Of course, should Harris make up Biden’s lost ground in the region over the next couple of weeks, her fundraising will undoubtedly swell. That would allow her to divert some resources back to the Sun Belt and make a concerted effort to win Georgia, where Democrats still have the best chance of cobbling together an “anti-Trump” coalition in the South. That strategy, in turn, would likely bleed the Trump-Vance ticket of campaign cash in states that it still expects to win, while leaving Walz to venture deeper into Midwestern swing counties rich in working-class votes.

The selection of Walz is not foolproof, however. While he coasted to re-election in 2022 by a margin of almost 200,000 votes, his first term was rocked by the George Floyd protests, which led to extensive looting and property damage in Minneapolis. Conservatives are again claiming Walz did not deploy the Minnesota National Guard soon enough to contain the chaos, while some Left-wing activists remain angry over the limited policing reforms pursued by the state’s Democratic establishment. In an election that will be won on tight margins, Walz will have to quickly prove he can parry these sorts of attacks on the Right and the Left and keep the focus on Trump’s unfitness for office.

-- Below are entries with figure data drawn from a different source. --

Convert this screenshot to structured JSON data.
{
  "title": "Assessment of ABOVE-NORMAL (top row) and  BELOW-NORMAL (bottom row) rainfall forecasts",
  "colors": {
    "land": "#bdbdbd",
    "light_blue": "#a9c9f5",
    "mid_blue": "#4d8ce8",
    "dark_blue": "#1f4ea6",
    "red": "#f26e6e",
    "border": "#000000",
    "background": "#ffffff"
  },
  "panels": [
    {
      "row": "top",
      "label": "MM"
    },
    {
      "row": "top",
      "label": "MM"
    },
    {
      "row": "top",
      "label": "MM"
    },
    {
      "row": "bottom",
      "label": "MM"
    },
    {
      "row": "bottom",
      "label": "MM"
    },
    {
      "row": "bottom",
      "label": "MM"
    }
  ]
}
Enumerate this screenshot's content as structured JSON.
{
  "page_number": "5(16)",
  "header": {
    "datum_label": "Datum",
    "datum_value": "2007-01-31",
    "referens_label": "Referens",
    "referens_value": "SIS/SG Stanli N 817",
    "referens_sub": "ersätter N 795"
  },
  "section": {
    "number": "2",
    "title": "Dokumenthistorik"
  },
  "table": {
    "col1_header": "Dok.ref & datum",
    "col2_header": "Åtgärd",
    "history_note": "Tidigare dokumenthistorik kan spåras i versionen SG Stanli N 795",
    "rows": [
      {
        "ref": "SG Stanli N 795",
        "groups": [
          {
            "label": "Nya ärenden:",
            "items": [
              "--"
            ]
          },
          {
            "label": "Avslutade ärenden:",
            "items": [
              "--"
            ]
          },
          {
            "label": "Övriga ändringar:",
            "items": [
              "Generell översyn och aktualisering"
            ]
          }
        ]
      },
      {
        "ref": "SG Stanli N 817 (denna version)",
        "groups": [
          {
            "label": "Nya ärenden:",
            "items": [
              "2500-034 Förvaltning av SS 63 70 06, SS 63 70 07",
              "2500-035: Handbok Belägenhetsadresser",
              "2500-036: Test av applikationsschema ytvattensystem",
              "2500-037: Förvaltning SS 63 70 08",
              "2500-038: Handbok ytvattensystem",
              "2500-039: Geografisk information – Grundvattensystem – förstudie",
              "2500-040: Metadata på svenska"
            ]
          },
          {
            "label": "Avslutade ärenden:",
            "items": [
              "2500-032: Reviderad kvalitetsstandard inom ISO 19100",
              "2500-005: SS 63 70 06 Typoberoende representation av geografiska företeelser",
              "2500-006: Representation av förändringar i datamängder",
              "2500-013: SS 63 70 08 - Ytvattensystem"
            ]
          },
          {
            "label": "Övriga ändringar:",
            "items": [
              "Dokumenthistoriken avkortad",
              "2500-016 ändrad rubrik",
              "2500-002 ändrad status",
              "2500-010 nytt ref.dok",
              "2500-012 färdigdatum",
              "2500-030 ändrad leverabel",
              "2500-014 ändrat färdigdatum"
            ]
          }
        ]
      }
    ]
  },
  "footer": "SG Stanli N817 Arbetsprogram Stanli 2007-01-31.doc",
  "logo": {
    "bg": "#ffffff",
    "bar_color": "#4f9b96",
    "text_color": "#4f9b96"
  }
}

Another potential liability concerns the way blue cities and states handled the pandemic. Though many progressives adhered to stringent protocols, extended school closures and remote-learning policies in some cases put the Democrats’ traditional urban coalition of affluent professionals, black and Latino workers, and teachers’ unions under strain. In particular, wage-earning parents who could not work from home struggled to adapt to shifting policies, and research now shows that learning loss and absenteeism have been greater in those districts that did not resume in-school learning sooner. Although not an extreme outlier, Minnesota was also no exception to these challenges. Hence, as much as Walz was selected to bridge divides in the Democratic coalition and win over disaffected independents, the party which relies on robust turnout in all cities could suffer unexpected defections or poor mobilisation in key districts due to divergent experiences of the pandemic.

To be sure, none of these vulnerabilities on their own are enough to drag down the Democratic ticket. Walz is the archetypal happy warrior of Midwestern liberalism, something the Democratic Party arguably needs more of. Still, it would be naive of progressives to discount the most obvious attack the GOP will deploy: that Harris is a “DEI” limousine liberal and Walz a feckless bleeding heart. Democrats are counting on Walz to deflect those volleys, but in the end the ticket will need more than Walz’s pugilistic talents to prevail in November.

In fact, Democrats should not overestimate the ways in which Walz “balances” the ticket. While Walz is expected to lend the campaign a much-needed everyman feel, the election will come down to the economic concerns that national Democrats have struggled to alleviate. Walz can help, but the top of the ticket needs to convey, with force, how it plans to tackle an across-the-board affordability crisis. As the party strives to unify a frayed coalition divided between pro-globalisation professionals, young identity-driven activists and progressive populists, it will take more than one man to show regular workers Harris has their interests at heart.